Em um marco histórico na política boliviana, a esquerda, liderada pelo Movimento ao Socialismo (MAS), não conseguiu garantir sua presença no segundo turno das eleições presidenciais pela primeira vez em quase duas décadas. Os resultados preliminares apontam para uma disputa acirrada entre os candidatos da oposição, o senador Rodrigo Paz Pereira e o ex-presidente Jorge “Tuto” Quiroga. A apuração final, com potencial para redefinir o cenário político do país, é aguardada nos próximos dias.
Paz Pereira lidera a corrida com 32,08% dos votos, seguido por Quiroga com 26,94%, segundo dados da autoridade eleitoral. O empresário Samuel Doria Medina, que alcançou 19,93%, já declarou apoio a Paz Pereira. Na esquerda, Andrónico Rodríguez, presidente do Senado, obteve 8,11%, enquanto Eduardo del Castillo, apoiado pelo presidente Luis Arce, conquistou apenas 3,14%. Curiosamente, os votos nulos, incentivados por Evo Morales, atingiram expressivos 19%.

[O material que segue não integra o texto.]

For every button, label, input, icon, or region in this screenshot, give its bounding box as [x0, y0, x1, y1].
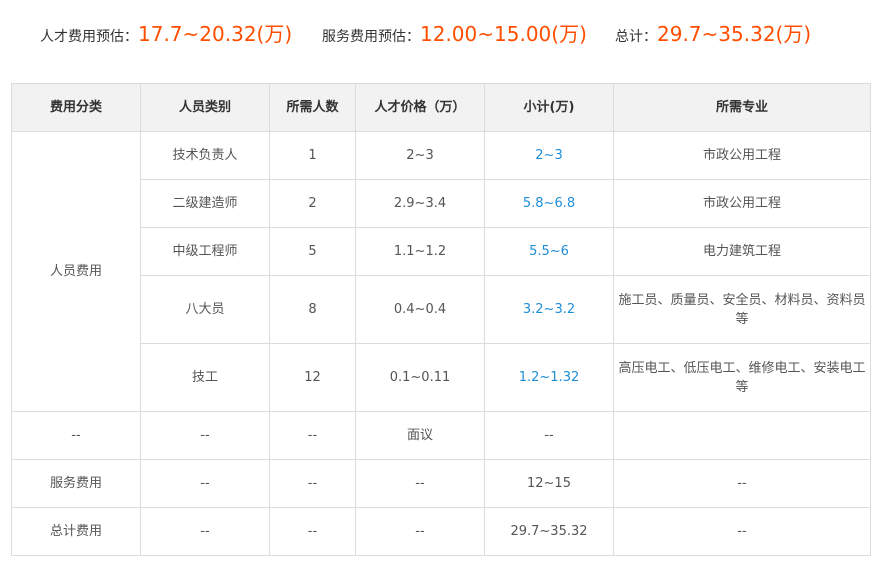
major-cell: 高压电工、低压电工、维修电工、安装电工等	[613, 343, 871, 412]
count-cell: --	[269, 507, 356, 556]
major-cell: --	[613, 459, 871, 508]
subtotal-cell: 29.7~35.32	[484, 507, 614, 556]
subtotal-cell: --	[484, 411, 614, 460]
subtotal-cell: 3.2~3.2	[484, 275, 614, 344]
role-cell: 技术负责人	[140, 131, 270, 180]
header-talent-price: 人才价格（万）	[355, 83, 485, 132]
table-row: 八大员 8 0.4~0.4 3.2~3.2 施工员、质量员、安全员、材料员、资料…	[12, 275, 871, 344]
subtotal-cell: 5.5~6	[484, 227, 614, 276]
table-row-other: -- -- -- 面议 --	[11, 411, 871, 460]
count-cell: 8	[269, 275, 356, 344]
category-cell: --	[11, 411, 141, 460]
price-cell: 2~3	[355, 131, 485, 180]
talent-cost-value: 17.7~20.32(万)	[138, 22, 293, 46]
role-cell: 八大员	[140, 275, 270, 344]
count-cell: --	[269, 411, 356, 460]
header-required-major: 所需专业	[613, 83, 871, 132]
cost-summary-bar: 人才费用预估： 17.7~20.32(万) 服务费用预估： 12.00~15.0…	[0, 0, 878, 66]
role-cell: --	[140, 459, 270, 508]
total-cost-value: 29.7~35.32(万)	[657, 22, 812, 46]
major-cell: 电力建筑工程	[613, 227, 871, 276]
subtotal-cell: 12~15	[484, 459, 614, 508]
count-cell: 1	[269, 131, 356, 180]
service-cost-label: 服务费用预估：	[322, 29, 420, 45]
major-cell: --	[613, 507, 871, 556]
service-cost-value: 12.00~15.00(万)	[420, 22, 587, 46]
talent-cost-label: 人才费用预估：	[40, 29, 138, 45]
service-cost-estimate: 服务费用预估： 12.00~15.00(万)	[322, 18, 587, 47]
role-cell: 技工	[140, 343, 270, 412]
header-subtotal: 小计(万)	[484, 83, 614, 132]
cost-table: 费用分类 人员类别 所需人数 人才价格（万） 小计(万) 所需专业 人员费用 技…	[11, 83, 871, 556]
cost-table-container: 费用分类 人员类别 所需人数 人才价格（万） 小计(万) 所需专业 人员费用 技…	[11, 83, 871, 556]
talent-cost-estimate: 人才费用预估： 17.7~20.32(万)	[40, 18, 292, 47]
table-row-total: 总计费用 -- -- -- 29.7~35.32 --	[11, 507, 871, 556]
price-cell: 0.4~0.4	[355, 275, 485, 344]
price-cell: 2.9~3.4	[355, 179, 485, 228]
price-cell: 0.1~0.11	[355, 343, 485, 412]
subtotal-cell: 2~3	[484, 131, 614, 180]
price-cell: 面议	[355, 411, 485, 460]
personnel-category-cell: 人员费用	[11, 131, 141, 412]
table-row: 二级建造师 2 2.9~3.4 5.8~6.8 市政公用工程	[12, 179, 871, 228]
count-cell: 5	[269, 227, 356, 276]
table-header-row: 费用分类 人员类别 所需人数 人才价格（万） 小计(万) 所需专业	[11, 83, 871, 132]
table-row: 人员费用 技术负责人 1 2~3 2~3 市政公用工程	[11, 131, 871, 412]
header-head-count: 所需人数	[269, 83, 356, 132]
total-cost-label: 总计：	[615, 29, 657, 45]
table-row: 技工 12 0.1~0.11 1.2~1.32 高压电工、低压电工、维修电工、安…	[12, 343, 871, 412]
role-cell: 二级建造师	[140, 179, 270, 228]
price-cell: 1.1~1.2	[355, 227, 485, 276]
table-row-service: 服务费用 -- -- -- 12~15 --	[11, 459, 871, 508]
price-cell: --	[355, 459, 485, 508]
subtotal-cell: 1.2~1.32	[484, 343, 614, 412]
subtotal-cell: 5.8~6.8	[484, 179, 614, 228]
role-cell: --	[140, 507, 270, 556]
total-cost-estimate: 总计： 29.7~35.32(万)	[615, 18, 811, 47]
header-cost-category: 费用分类	[11, 83, 141, 132]
role-cell: --	[140, 411, 270, 460]
major-cell: 施工员、质量员、安全员、材料员、资料员等	[613, 275, 871, 344]
count-cell: 12	[269, 343, 356, 412]
header-staff-type: 人员类别	[140, 83, 270, 132]
category-cell: 服务费用	[11, 459, 141, 508]
category-cell: 总计费用	[11, 507, 141, 556]
price-cell: --	[355, 507, 485, 556]
count-cell: 2	[269, 179, 356, 228]
major-cell: 市政公用工程	[613, 131, 871, 180]
role-cell: 中级工程师	[140, 227, 270, 276]
major-cell	[613, 411, 871, 460]
major-cell: 市政公用工程	[613, 179, 871, 228]
count-cell: --	[269, 459, 356, 508]
table-row: 中级工程师 5 1.1~1.2 5.5~6 电力建筑工程	[12, 227, 871, 276]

A ascensão de Paz Pereira surpreendeu analistas, consolidando sua liderança. O senador, natural de Tarija e filho do ex-presidente Jaime Paz Zamora, capitalizou o descontentamento regional e emergiu como um polo de oposição ao evismo. Samuel Doria Medina, reconhecendo a derrota, cumpriu sua promessa de apoiar o candidato mais bem posicionado da oposição: “Bem, esse candidato é Rodrigo Paz, e eu mantenho minha palavra.”
A fragmentação da esquerda contribuiu para o revés histórico. Andrónico Rodríguez, outrora considerado o sucessor de Evo Morales, rompeu com o ex-presidente e lançou candidatura independente. Luis Arce desistiu da reeleição, e Evo Morales, impedido de concorrer judicialmente, incentivou o voto nulo em forma de protesto. A divisão interna expôs vulnerabilidades e dificultou a manutenção do poder.
Ademais, a crise econômica intensificou o desgaste do governo. A queda nas reservas internacionais, a retração nas exportações de gás, a inflação de 25% em 12 meses e a escassez de combustíveis alimentaram o descontentamento popular, abrindo caminho para o avanço da oposição. Este cenário de instabilidade econômica e política pavimentou a via para a inédita disputa em segundo turno.
A Constituição de 2009 prevê o segundo turno, mas esta será a primeira vez que o mecanismo será acionado. Diante da necessidade de um novo pleito, marcado para 19 de outubro, a expectativa é alta. Em discurso, Paz Pereira sinalizou o desejo de uma transformação profunda: “É o início de uma grande transformação”, prometendo “varrer a corrupção” e superar o que chamou de “Estado de bloqueio”.